Makes sense. This could be Internet Explorer on Windows XP or extremely old phones.

You can also put the SSL variables (version and cipher) into haproxy logs, maybe along with the User-Agent, by using a custom log-format.

It would be interesting to see what User-Agent those 3DES clients have.

Interestingly Cloudflare mentioned in April 2017 that they still see 0,1% of traffic with 3DES, so yes, there seems to be quite an amount of those clients out there.


#18

Hi there. I’ve balanced the traffic between both custom loadbalancers with forwarding of the cipher and user agent to the backend.

Now the strange thing happens: I don’t see any 3DES ciphers being used between the two loadbalancers.
If I count the ciphers being used based on the logfiles:

New (Ubuntu 18.04):

cat /var/log/haproxy.log | grep ‘TRAFFIC’ | awk ‘{print $8}’ | sort | uniq -c

1772 ECDHE-RSA-AES128-GCM-SHA256
204 ECDHE-RSA-AES128-SHA
5916 ECDHE-RSA-AES256-GCM-SHA384

Old (Ubuntu 16.04);

cat /var/log/haproxy.log | grep ‘TRAFFIC’ | awk ‘{print $8}’ | sort | uniq -c

1875 ECDHE-RSA-AES128-GCM-SHA256
5730 ECDHE-RSA-AES256-GCM-SHA384
377 ECDHE-RSA-AES256-SHA

If this is true, it might be possible HAProxy 1.8 does have a bug on this newer version of OpenSSL.


#19

I think it’s far more likely that you are affected by changes in openssl, like the removal of SSL_OP_TLS_BLOCK_PADDING_BUG for example.

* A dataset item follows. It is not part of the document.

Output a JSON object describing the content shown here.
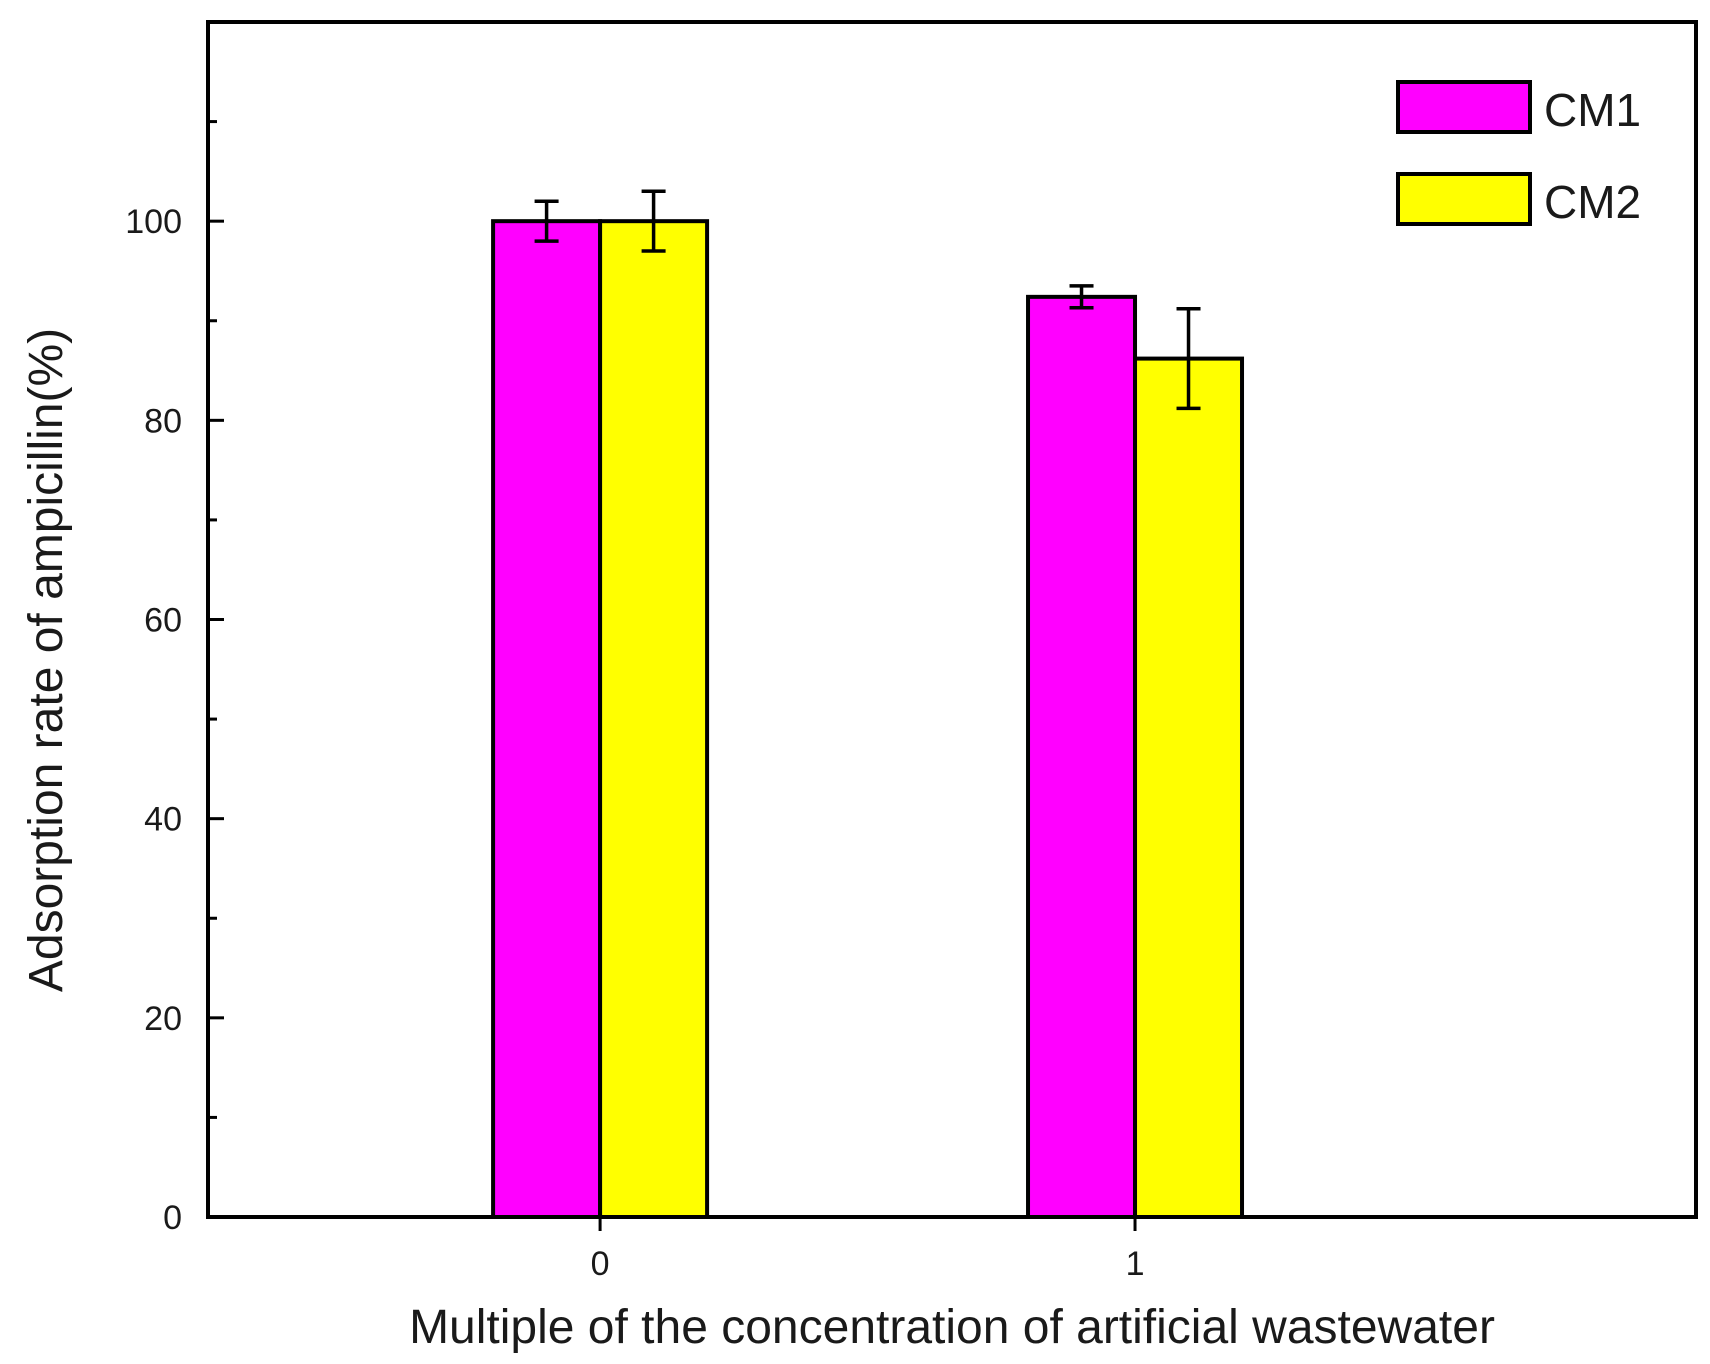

If you want the confirmation whether this is about a change in openssl, you could port your config to nginx, and try the same there (of course, using the same systems as you used with haproxy).

Btw, your configuration:

ssl-default-bind-ciphers ECDH+AESGCM:DH+AESGCM:ECDH+AES256:DH+AES256:ECDH+AES128:DH+AES:RSA+AESGCM:RSA+AES:!aNULL:!MD5:!DSS

does not permit TLS_RSA_WITH_3DES_EDE_CBC_SHA, whatever the openssl version. You’d have to add it (appending it to the end is fine):

:DES-CBC3-SHA

#20

The configuration I posted was before trying out 3DES. In the meanwhile I already added RSA+3DES to the bind-cipers, causing TLS_RSA_WITH_3DES_EDE_CBC_SHA to show up when running:

nmap --script ssl-enum-ciphers -p 443

However becauses 3DES does not seems to be the case, I removed this from both loadbalancers. The new loadbalancer running on the older version on OpenSSL is not giving the SSL Handshake Failures, even with 3DES disabled so this is not the cause.

More likely its something like you said, caused by changes in OpenSSL. I have to decide for myself to investigate whats the cause or just accept it.